FDR, an Episcopalian, made the kind of remarks about religion that send the American Civil Liberties Union into paroxysms of rage when someone like George W. Bush or Sarah Palin says the same thing today. During World War II, FDR wrote a preface for an edition of the New Testament that was distributed to American troops: “As Commander-in-Chief, I take pleasure in commending the reading of the Bible to all who serve in the armed forces of the United States.” On the eve of the 1940 election, FDR said in a campaign radio address: “Freedom of speech is of no use to a man who has nothing to say and freedom of worship is of no use to a man who has lost his God.” Today, the left-wing fever swamps would call this “Christianism.”

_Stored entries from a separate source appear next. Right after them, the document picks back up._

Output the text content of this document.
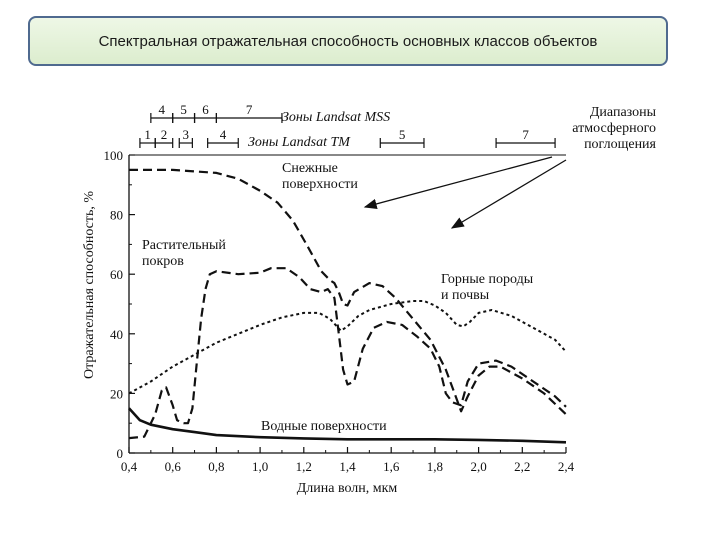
Спектральная отражательная способность основных классов объектов
0,4 0,6 0,8 1,0 1,2 1,4 1,6 1,8 2,0 2,2 2,4
0
20
40
60
80
100
4 5 6	7
1 2 3 4	5	7
Длина волн, мкм
Отражательная способность, %
Снежные
поверхности
Растительный
покров
Горные породы
и почвы
Водные поверхности
Диапазоны
атмосферного
поглощения
Зоны Landsat MSS
Зоны Landsat TM
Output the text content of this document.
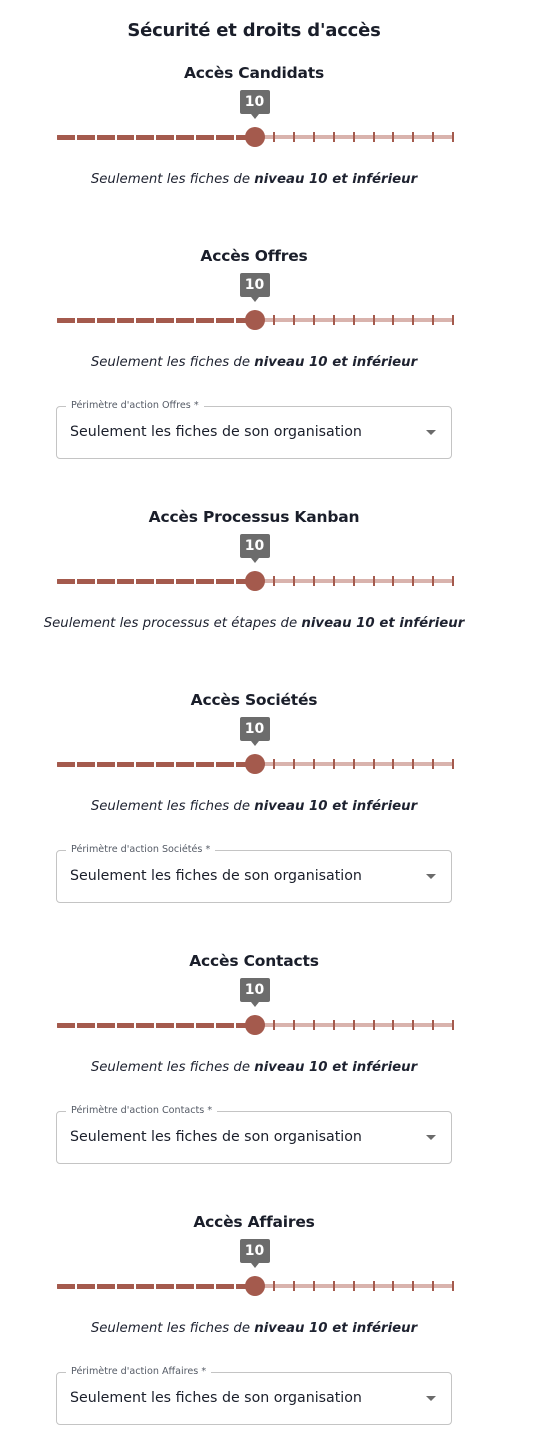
Sécurité et droits d'accès
Accès Candidats
10
Seulement les fiches de niveau 10 et inférieur
Accès Offres
10
Seulement les fiches de niveau 10 et inférieur
Périmètre d'action Offres *
Seulement les fiches de son organisation
Accès Processus Kanban
10
Seulement les processus et étapes de niveau 10 et inférieur
Accès Sociétés
10
Seulement les fiches de niveau 10 et inférieur
Périmètre d'action Sociétés *
Seulement les fiches de son organisation
Accès Contacts
10
Seulement les fiches de niveau 10 et inférieur
Périmètre d'action Contacts *
Seulement les fiches de son organisation
Accès Affaires
10
Seulement les fiches de niveau 10 et inférieur
Périmètre d'action Affaires *
Seulement les fiches de son organisation
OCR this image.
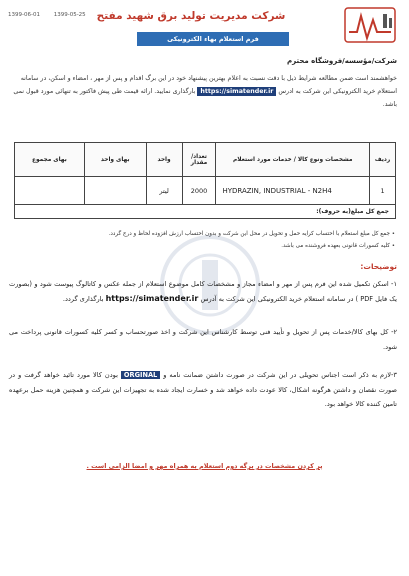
شرکت مدیریت تولید برق شهید مفتح
فرم استعلام بهاء الکترونیکی
1399-06-01	1399-05-25
شرکت/مؤسسه/فروشگاه محترم
خواهشمند است ضمن مطالعه شرایط ذیل با دقت نسبت به اعلام بهترین پیشنهاد خود در این برگ اقدام و پس از مهر ، امضاء و اسکن، در سامانه استعلام خرید الکترونیکی این شرکت به ادرس https://simatender.ir بارگذاری نمایید. ارائه قیمت طی پیش فاکتور به تنهائی مورد قبول نمی باشد.
ردیف	مشخصات ونوع کالا / خدمات مورد استعلام	تعداد/ مقدار	واحد	بهای واحد	بهای مجموع
1	HYDRAZIN, INDUSTRIAL - N2H4	2000	لیتر		
جمع کل مبلغ(به حروف):					
• جمع کل مبلغ استعلام با احتساب کرایه حمل و تحویل در محل این شرکت و بدون احتساب ارزش افزوده لحاظ و درج گردد.
• کلیه کسورات قانونی بعهده فروشنده می باشد.
توضیحات:
۱- اسکن تکمیل شده این فرم پس از مهر و امضاء مجاز و مشخصات کامل موضوع استعلام از جمله عکس و کاتالوگ پیوست شود و (بصورت یک فایل PDF ) در سامانه استعلام خرید الکترونیکی این شرکت به آدرس https://simatender.ir بارگذاری گردد.
۲- کل بهای کالا/خدمات پس از تحویل و تأیید فنی توسط کارشناس این شرکت و اخذ صورتحساب و کسر کلیه کسورات قانونی پرداخت می شود.
۳-لازم به ذکر است اجناس تحویلی در این شرکت در صورت داشتن ضمانت نامه و ORGINAL بودن کالا مورد تائید خواهد گرفت و در صورت نقصان و داشتن هرگونه اشکال، کالا عودت داده خواهد شد و خسارت ایجاد شده به تجهیزات این شرکت و همچنین هزینه حمل برعهده تامین کننده کالا خواهد بود.
پر کردن مشخصات در برگه دوم استعلام به همراه مهر و امضا الزامی است .
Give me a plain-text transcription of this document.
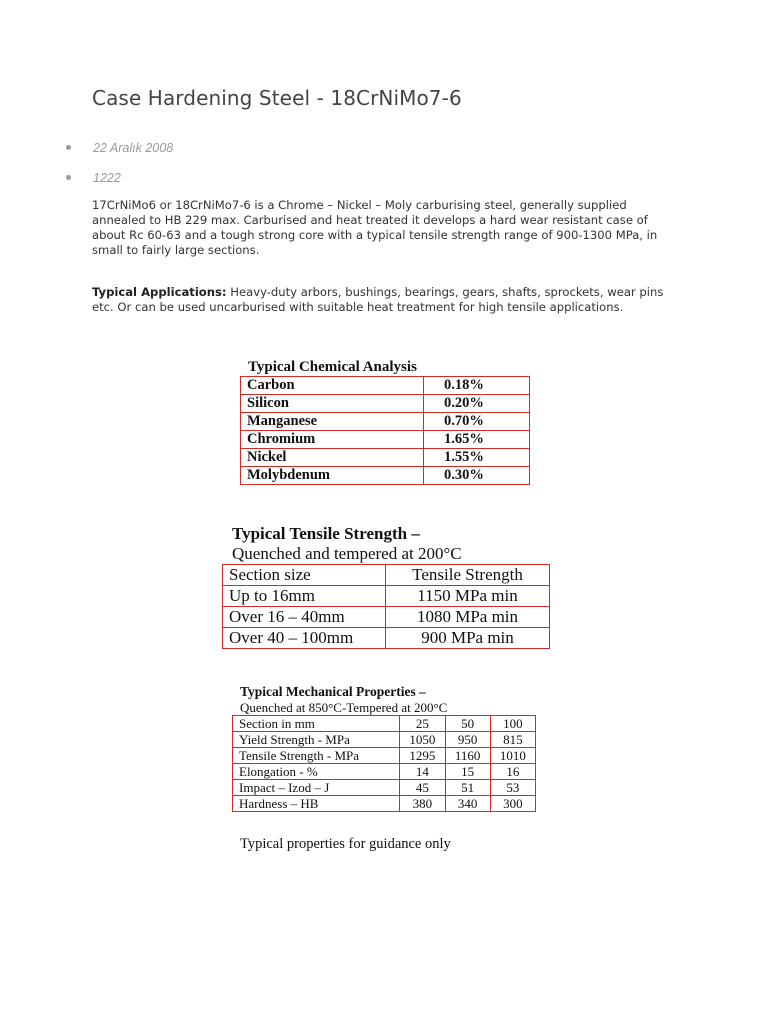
Case Hardening Steel - 18CrNiMo7-6
22 Aralık 2008
1222

17CrNiMo6 or 18CrNiMo7-6 is a Chrome – Nickel – Moly carburising steel, generally supplied annealed to HB 229 max. Carburised and heat treated it develops a hard wear resistant case of about Rc 60-63 and a tough strong core with a typical tensile strength range of 900-1300 MPa, in small to fairly large sections.

Typical Applications: Heavy-duty arbors, bushings, bearings, gears, shafts, sprockets, wear pins etc. Or can be used uncarburised with suitable heat treatment for high tensile applications.

Typical Chemical Analysis
Carbon	0.18%
Silicon	0.20%
Manganese	0.70%
Chromium	1.65%
Nickel	1.55%
Molybdenum	0.30%
Typical Tensile Strength –
Quenched and tempered at 200°C
Section size	Tensile Strength
Up to 16mm	1150 MPa min
Over 16 – 40mm	1080 MPa min
Over 40 – 100mm	900 MPa min
Typical Mechanical Properties –
Quenched at 850°C-Tempered at 200°C
Section in mm	25	50	100
Yield Strength - MPa	1050	950	815
Tensile Strength - MPa	1295	1160	1010
Elongation - %	14	15	16
Impact – Izod – J	45	51	53
Hardness – HB	380	340	300
Typical properties for guidance only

Environmentalists would stoutly oppose FDR because of his massive public works projects, such as the giant habitat-destroying dams on the Columbia River and in the Tennessee Valley. The car-haters of the left decry FDR for promoting urban sprawl and road-building. Historian James Flink wrote, “The American people could not have done worse in 1932 had they deliberately set out to elect a president who was ignorant of the implications of the automobile revolution.”
Hayward makes a similar case that Harry Truman and John Kennedy would also find themselves getting cold-shouldered by today's party. Both Democrats and Republicans have shifted leftward over the last fifty years. Republicans, however, are trying to paddle back to the traditional conservatism from whence they came, while Democrats are surging at full throttle toward the socialist nirvana. Yet Democrats, insouciently unaware of the silliness of the charge, are tagging the Republicans with the "extremist" label.

Here's a good rule of thumb: Whenever you hear liberals call anyone an "extremist" understand that by that word what they mean is "someone who disagrees with them."

Thanks to Jason for calling my attention to this article.